New House Speaker Pelosi, through her investor husband, holds stocks and property worth well into the millions. Senate Majority Leader Reid, a gold miner's son, reported property around his hometown of Searchlight, Nev., as well as investments valued at several million dollars.
They are hardly the richest members of Congress. Sen. Edward Kennedy D-Mass., reported four Kennedy family trust funds worth $20 million to $100 million.
Senate Intelligence Committee Chairman Jay Rockefeller, D-W.Va., heir to his family's oil fortune, has three blind trusts worth more than $80 million.
Sen. Herbert Kohl, D-Wis., listed numerous investments, including stock in the Milwaukee Bucks valued at more than $50 million, the highest category on the forms. Kohl owns the professional basketball team, which Forbes magazine valued at $260 million this year.
The Republican leaders also reported healthy incomes and assets.
Senate Republican leader Mitch McConnell, R-Ky, said he held property in the District of Columbia worth $1 million-$5 million. But a large portion of the family assets is held by his wife, Labor Secretary Elaine Chao. She had investments, mostly in index and mutual funds, totaling between roughly $850,000 and $1.9 million, plus retirement accounts valued at between $265,000 and $600,000.

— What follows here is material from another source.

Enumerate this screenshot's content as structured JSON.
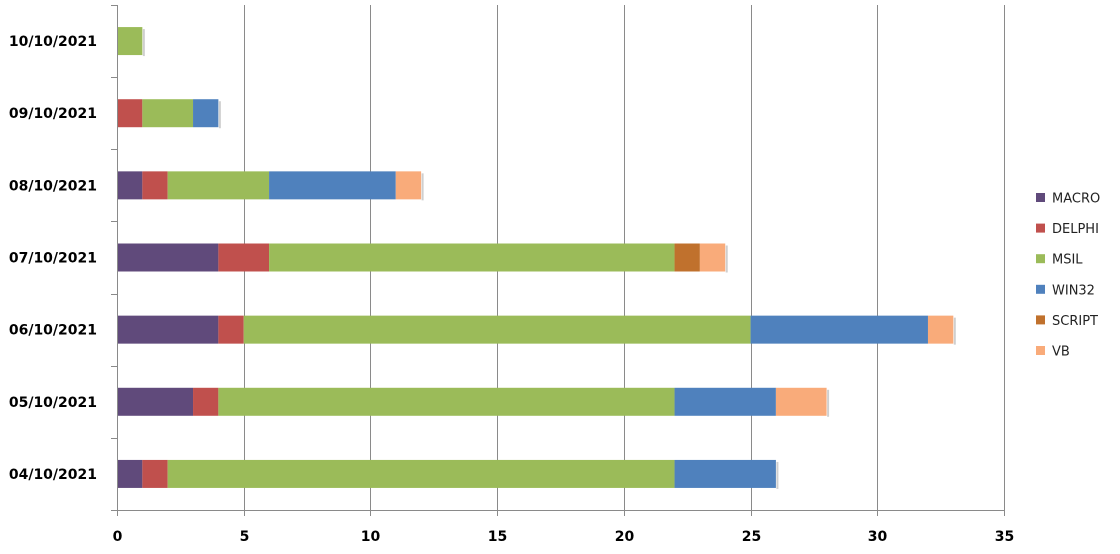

House GOP leader John Boehner, R-Ohio, reported assets of $1 million to $5 million in the retirement plan of a plastics company he previously headed. than $80 million.

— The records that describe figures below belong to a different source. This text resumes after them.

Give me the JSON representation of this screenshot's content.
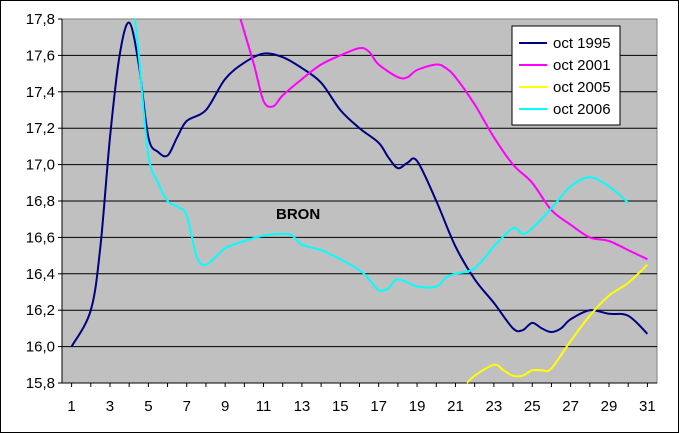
{
  "chart_data": {
    "type": "line",
    "title": "",
    "xlabel": "",
    "ylabel": "",
    "annotation": "BRON",
    "xlim": [
      0.5,
      31.5
    ],
    "ylim": [
      15.8,
      17.8
    ],
    "x_ticks": [
      "1",
      "3",
      "5",
      "7",
      "9",
      "11",
      "13",
      "15",
      "17",
      "19",
      "21",
      "23",
      "25",
      "27",
      "29",
      "31"
    ],
    "y_ticks": [
      "15,8",
      "16,0",
      "16,2",
      "16,4",
      "16,6",
      "16,8",
      "17,0",
      "17,2",
      "17,4",
      "17,6",
      "17,8"
    ],
    "grid": "horizontal",
    "legend_position": "top-right",
    "plot_background": "#c0c0c0",
    "series": [
      {
        "name": "oct 1995",
        "color": "#000080",
        "points": [
          [
            1,
            16.0
          ],
          [
            2,
            16.2
          ],
          [
            2.5,
            16.55
          ],
          [
            3,
            17.15
          ],
          [
            3.5,
            17.6
          ],
          [
            4,
            17.78
          ],
          [
            4.5,
            17.55
          ],
          [
            5,
            17.15
          ],
          [
            5.5,
            17.07
          ],
          [
            6,
            17.05
          ],
          [
            6.5,
            17.15
          ],
          [
            7,
            17.24
          ],
          [
            8,
            17.3
          ],
          [
            9,
            17.47
          ],
          [
            10,
            17.56
          ],
          [
            11,
            17.61
          ],
          [
            12,
            17.59
          ],
          [
            13,
            17.53
          ],
          [
            14,
            17.45
          ],
          [
            15,
            17.3
          ],
          [
            16,
            17.2
          ],
          [
            17,
            17.12
          ],
          [
            17.5,
            17.04
          ],
          [
            18,
            16.98
          ],
          [
            18.5,
            17.01
          ],
          [
            19,
            17.02
          ],
          [
            20,
            16.8
          ],
          [
            21,
            16.55
          ],
          [
            22,
            16.37
          ],
          [
            23,
            16.24
          ],
          [
            24,
            16.1
          ],
          [
            24.5,
            16.09
          ],
          [
            25,
            16.13
          ],
          [
            25.5,
            16.1
          ],
          [
            26,
            16.08
          ],
          [
            26.5,
            16.1
          ],
          [
            27,
            16.15
          ],
          [
            28,
            16.2
          ],
          [
            29,
            16.18
          ],
          [
            30,
            16.17
          ],
          [
            31,
            16.07
          ]
        ]
      },
      {
        "name": "oct 2001",
        "color": "#ff00ff",
        "points": [
          [
            9.8,
            17.8
          ],
          [
            10.5,
            17.55
          ],
          [
            11,
            17.35
          ],
          [
            11.5,
            17.32
          ],
          [
            12,
            17.38
          ],
          [
            13,
            17.47
          ],
          [
            14,
            17.55
          ],
          [
            15,
            17.6
          ],
          [
            16,
            17.64
          ],
          [
            16.5,
            17.62
          ],
          [
            17,
            17.55
          ],
          [
            18,
            17.48
          ],
          [
            18.5,
            17.48
          ],
          [
            19,
            17.52
          ],
          [
            20,
            17.55
          ],
          [
            20.5,
            17.53
          ],
          [
            21,
            17.48
          ],
          [
            22,
            17.33
          ],
          [
            23,
            17.15
          ],
          [
            24,
            17.0
          ],
          [
            25,
            16.9
          ],
          [
            26,
            16.75
          ],
          [
            27,
            16.67
          ],
          [
            28,
            16.6
          ],
          [
            29,
            16.58
          ],
          [
            30,
            16.53
          ],
          [
            31,
            16.48
          ]
        ]
      },
      {
        "name": "oct 2005",
        "color": "#ffff00",
        "points": [
          [
            21.6,
            15.8
          ],
          [
            22,
            15.84
          ],
          [
            23,
            15.9
          ],
          [
            23.5,
            15.87
          ],
          [
            24,
            15.84
          ],
          [
            24.5,
            15.84
          ],
          [
            25,
            15.87
          ],
          [
            25.5,
            15.87
          ],
          [
            26,
            15.88
          ],
          [
            27,
            16.03
          ],
          [
            28,
            16.17
          ],
          [
            29,
            16.28
          ],
          [
            30,
            16.35
          ],
          [
            31,
            16.45
          ]
        ]
      },
      {
        "name": "oct 2006",
        "color": "#00ffff",
        "points": [
          [
            4.3,
            17.8
          ],
          [
            4.5,
            17.6
          ],
          [
            5,
            17.05
          ],
          [
            5.5,
            16.9
          ],
          [
            6,
            16.8
          ],
          [
            6.5,
            16.77
          ],
          [
            7,
            16.72
          ],
          [
            7.5,
            16.5
          ],
          [
            8,
            16.45
          ],
          [
            9,
            16.54
          ],
          [
            10,
            16.58
          ],
          [
            11,
            16.61
          ],
          [
            12,
            16.62
          ],
          [
            12.5,
            16.61
          ],
          [
            13,
            16.56
          ],
          [
            14,
            16.53
          ],
          [
            15,
            16.48
          ],
          [
            16,
            16.42
          ],
          [
            16.5,
            16.37
          ],
          [
            17,
            16.31
          ],
          [
            17.5,
            16.32
          ],
          [
            18,
            16.37
          ],
          [
            19,
            16.33
          ],
          [
            20,
            16.33
          ],
          [
            20.5,
            16.38
          ],
          [
            21,
            16.4
          ],
          [
            22,
            16.43
          ],
          [
            23,
            16.55
          ],
          [
            24,
            16.65
          ],
          [
            24.5,
            16.62
          ],
          [
            25,
            16.65
          ],
          [
            26,
            16.76
          ],
          [
            27,
            16.88
          ],
          [
            28,
            16.93
          ],
          [
            29,
            16.88
          ],
          [
            30,
            16.79
          ]
        ]
      }
    ]
  }
}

The annual disclosure forms, while not exact, give a glimpse of the financial activities of lawmakers beyond their basic salaries. Last year rank-and-file members received $165,200 while minority leaders, the positions Pelosi and Reid held last year, got $183,500. The House Speaker and Senate Majority Leader had salaries of $212,100.

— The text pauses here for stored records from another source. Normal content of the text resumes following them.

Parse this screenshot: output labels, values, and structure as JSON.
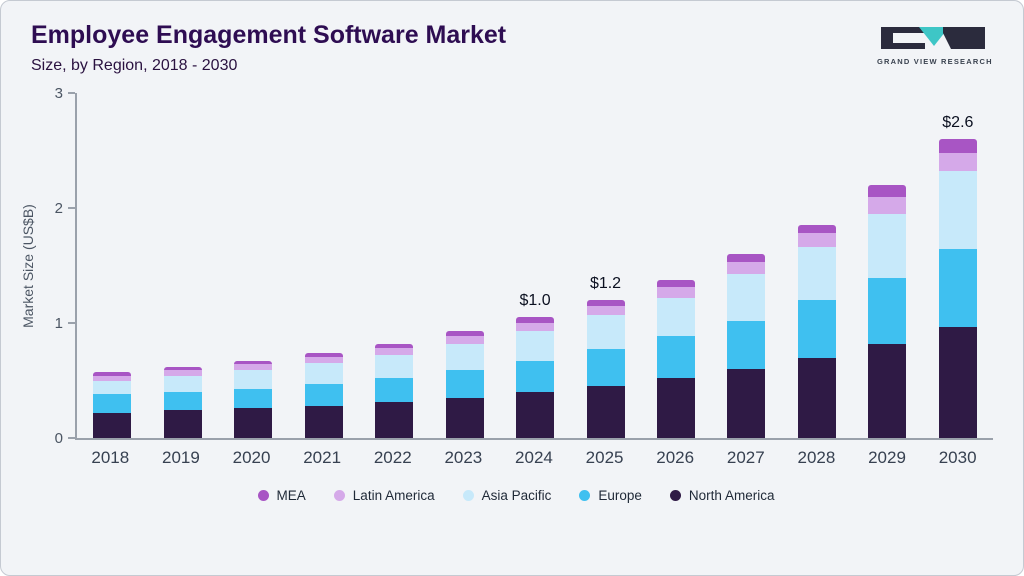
{
  "header": {
    "title": "Employee Engagement Software Market",
    "subtitle": "Size, by Region, 2018 - 2030"
  },
  "logo": {
    "text": "GRAND VIEW RESEARCH",
    "accent_color": "#3ec6c6",
    "dark_color": "#2b2b3d"
  },
  "chart_data": {
    "type": "bar",
    "stacked": true,
    "title": "Employee Engagement Software Market Size, by Region, 2018 - 2030",
    "ylabel": "Market Size (US$B)",
    "ylim": [
      0,
      3
    ],
    "yticks": [
      0,
      1,
      2,
      3
    ],
    "grid": false,
    "legend_position": "bottom",
    "categories": [
      "2018",
      "2019",
      "2020",
      "2021",
      "2022",
      "2023",
      "2024",
      "2025",
      "2026",
      "2027",
      "2028",
      "2029",
      "2030"
    ],
    "series": [
      {
        "name": "North America",
        "color": "#2f1a45",
        "values": [
          0.22,
          0.24,
          0.26,
          0.28,
          0.31,
          0.35,
          0.4,
          0.45,
          0.52,
          0.6,
          0.7,
          0.82,
          0.97
        ]
      },
      {
        "name": "Europe",
        "color": "#3fc0f0",
        "values": [
          0.16,
          0.16,
          0.17,
          0.19,
          0.21,
          0.24,
          0.27,
          0.32,
          0.37,
          0.42,
          0.5,
          0.57,
          0.67
        ]
      },
      {
        "name": "Asia Pacific",
        "color": "#c7e9fa",
        "values": [
          0.12,
          0.14,
          0.16,
          0.18,
          0.2,
          0.23,
          0.26,
          0.3,
          0.33,
          0.41,
          0.46,
          0.56,
          0.68
        ]
      },
      {
        "name": "Latin America",
        "color": "#d5a9e9",
        "values": [
          0.04,
          0.05,
          0.05,
          0.05,
          0.06,
          0.07,
          0.07,
          0.08,
          0.09,
          0.1,
          0.12,
          0.15,
          0.16
        ]
      },
      {
        "name": "MEA",
        "color": "#a855c4",
        "values": [
          0.03,
          0.03,
          0.03,
          0.04,
          0.04,
          0.04,
          0.05,
          0.05,
          0.06,
          0.07,
          0.07,
          0.1,
          0.12
        ]
      }
    ],
    "legend": [
      "MEA",
      "Latin America",
      "Asia Pacific",
      "Europe",
      "North America"
    ],
    "annotations": [
      {
        "category": "2024",
        "label": "$1.0"
      },
      {
        "category": "2025",
        "label": "$1.2"
      },
      {
        "category": "2030",
        "label": "$2.6"
      }
    ]
  }
}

The forms don't often tell much about the legal or financial problems some members face. Rep. William Jefferson, D-La., facing a 16-count indictment on charges he received more than $500,000 in bribes, said his major sources of unearned income were rent from two tracts of land on Lake Providence in Louisiana, worth less than $7,500. He reported $56,250 in gifts to his legal defense trust fund.
Sen. Hillary Clinton, D-N.Y., who is running for president, reported that her husband, former President Clinton, made more than $10 million for giving speeches last year. The couple held two accounts _ a regular bank account and a blind trust, each valued at between $5 million and $25 million. The forms don't require Congress members to report exact figures, only to note the ranges their holdings fall within.
Not everyone in Congress is rich. Rep. Dave Obey, D-Wis., and Sen. Robert Byrd, D-W.Va., the two Appropriations Committee chairmen who are in charge of annual budgets worth almost $1 trillion, reported among the most simple personal budgets. The 89-year-old Byrd listed among his major assets a $100,000-$200,000 retirement account, while Obey claimed two IRAs totaling less than $115,000.